10.1287/mnsc.2020.00038

发表日期：

2025

关键词：

approximate linear programming random features Markov decision processes Approximate Dynamic Programming Reinforcement Learning INVENTORY CONTROL options pricing

摘要：

Approximate linear programs (ALPs) are well-known models based on value function approximations (VFAs) to obtain policies and lower bounds on the optimal policy cost of discounted-cost Markov decision processes (MDPs). Formulating an ALP requires (i) basis functions, the linear combination of which defines the VFA, and (ii) a state relevance distribution, which determines the relative importance of different states in the ALP objective for the purpose of minimizing VFA error. Both of these choices are typically heuristic; basis function selection relies on domain knowledge, whereas the state-relevance distribution is specified using the frequency of states visited by a baseline policy. We propose a self-guided sequence of ALPs that embeds random basis functions obtained via inexpensive sampling and uses the known VFA from the previous iteration to guide VFA computation in the current iteration. In other words, this sequence takes multiple shots randomly approximating the MDP value function with VFA-based guidance between consecutive approximation attempts. Self-guided ALPs mitigate domain knowledge during basis function selection and the impact of the state-relevance-distribution choice, thus reducing the ALP implementation burden.

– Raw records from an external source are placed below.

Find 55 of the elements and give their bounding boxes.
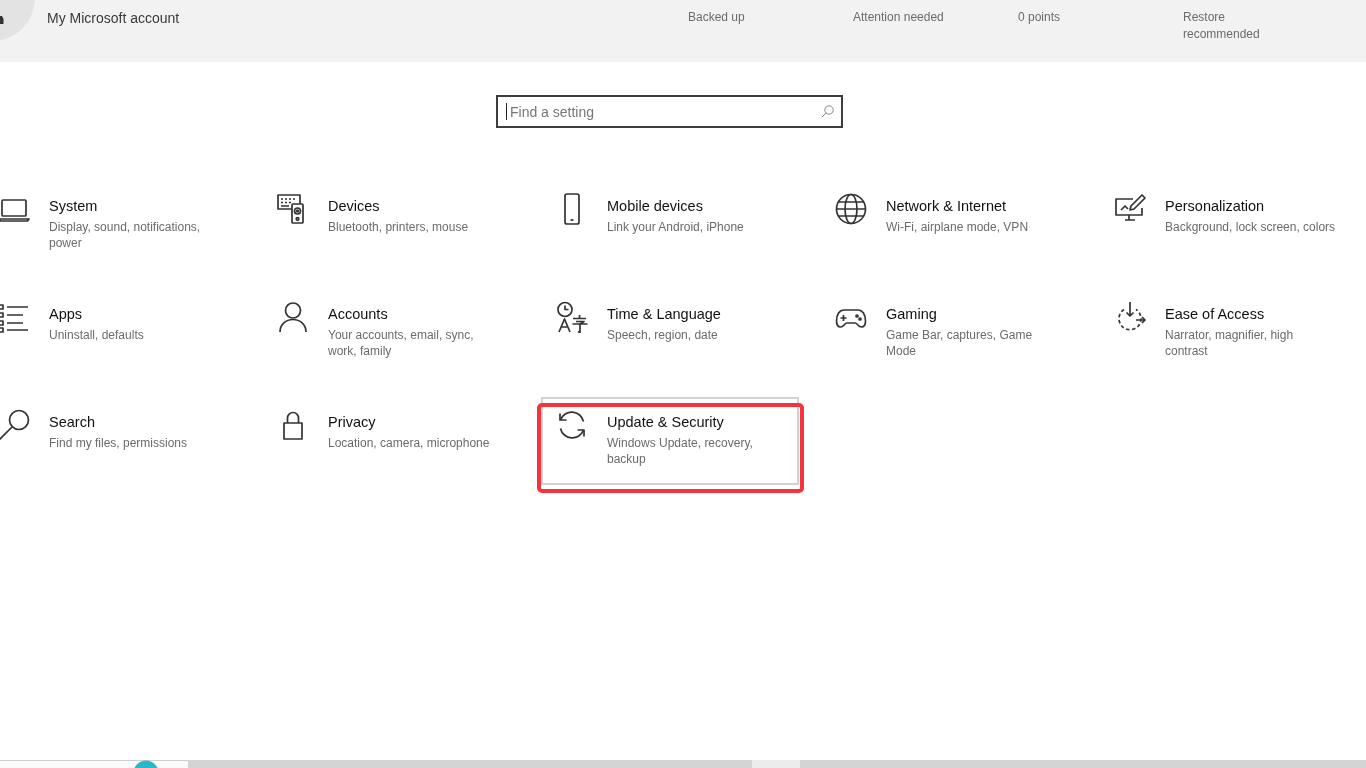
tile-description: Display, sound, notifications, power [49, 219, 202, 251]
tile-title: Gaming [886, 305, 937, 324]
account-link[interactable]: My Microsoft account [47, 9, 180, 27]
tile-title: Time & Language [607, 305, 721, 324]
settings-tile[interactable]: Ease of Access Narrator, magnifier, high contrast [1099, 289, 1357, 377]
settings-tile[interactable]: Search Find my files, permissions [0, 397, 241, 485]
tile-description: Find my files, permissions [49, 435, 188, 451]
tile-description: Location, camera, microphone [328, 435, 490, 451]
tile-title: Devices [328, 197, 380, 216]
tile-title: Network & Internet [886, 197, 1007, 216]
clock-letters-icon [556, 301, 588, 333]
tile-title: Personalization [1165, 197, 1265, 216]
status-text: Restore recommended [1183, 9, 1261, 43]
tile-description: Speech, region, date [607, 327, 718, 343]
tile-description: Your accounts, email, sync, work, family [328, 327, 475, 359]
tile-title: Mobile devices [607, 197, 703, 216]
tile-title: Update & Security [607, 413, 724, 432]
settings-tile[interactable]: Privacy Location, camera, microphone [262, 397, 520, 485]
list-icon [0, 301, 30, 333]
globe-icon [835, 193, 867, 225]
tile-description: Game Bar, captures, Game Mode [886, 327, 1034, 359]
tile-title: Privacy [328, 413, 376, 432]
settings-tile[interactable]: Devices Bluetooth, printers, mouse [262, 181, 520, 269]
search-field[interactable]: Find a setting [496, 95, 843, 128]
tile-description: Uninstall, defaults [49, 327, 144, 343]
settings-tile[interactable]: System Display, sound, notifications, power [0, 181, 241, 269]
search-icon[interactable] [821, 105, 834, 118]
tile-title: Accounts [328, 305, 388, 324]
tile-description: Background, lock screen, colors [1165, 219, 1336, 235]
settings-tile[interactable]: Gaming Game Bar, captures, Game Mode [820, 289, 1078, 377]
settings-tile[interactable]: Network & Internet Wi-Fi, airplane mode, VPN [820, 181, 1078, 269]
settings-tile[interactable]: Time & Language Speech, region, date [541, 289, 799, 377]
text-cursor [506, 103, 507, 120]
tile-title: Search [49, 413, 95, 432]
settings-tile[interactable]: Update & Security Windows Update, recovery, backup [541, 397, 799, 485]
avatar-icon[interactable] [0, 0, 35, 42]
tile-title: Ease of Access [1165, 305, 1265, 324]
settings-tile[interactable]: Apps Uninstall, defaults [0, 289, 241, 377]
tile-description: Wi-Fi, airplane mode, VPN [886, 219, 1029, 235]
tile-description: Narrator, magnifier, high contrast [1165, 327, 1295, 359]
tile-description: Bluetooth, printers, mouse [328, 219, 469, 235]
search-icon [0, 409, 30, 441]
tile-description: Link your Android, iPhone [607, 219, 744, 235]
status-text: Attention needed [853, 9, 945, 26]
status-text: 0 points [1018, 9, 1062, 26]
tile-description: Windows Update, recovery, backup [607, 435, 754, 467]
status-text: Backed up [688, 9, 746, 26]
settings-tile[interactable]: Personalization Background, lock screen, colors [1099, 181, 1357, 269]
person-icon [277, 301, 309, 333]
tile-title: System [49, 197, 98, 216]
app-icon[interactable] [133, 760, 159, 768]
tile-title: Apps [49, 305, 83, 324]
settings-tile[interactable]: Mobile devices Link your Android, iPhone [541, 181, 799, 269]
refresh-icon [556, 409, 588, 441]
settings-tile[interactable]: Accounts Your accounts, email, sync, work, family [262, 289, 520, 377]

We establish high-probability error bounds on the VFAs from this sequence and show that a worst-case measure of policy performance improved. We find that these favorable implementation and theoretical properties translate to encouraging numerical results on perishable inventory control and options pricing applications, where self-guided ALP policies improve upon policies from problem-specific methods. More broadly, our research takes a meaningful step toward application-agnostic policies and bounds for MDPs.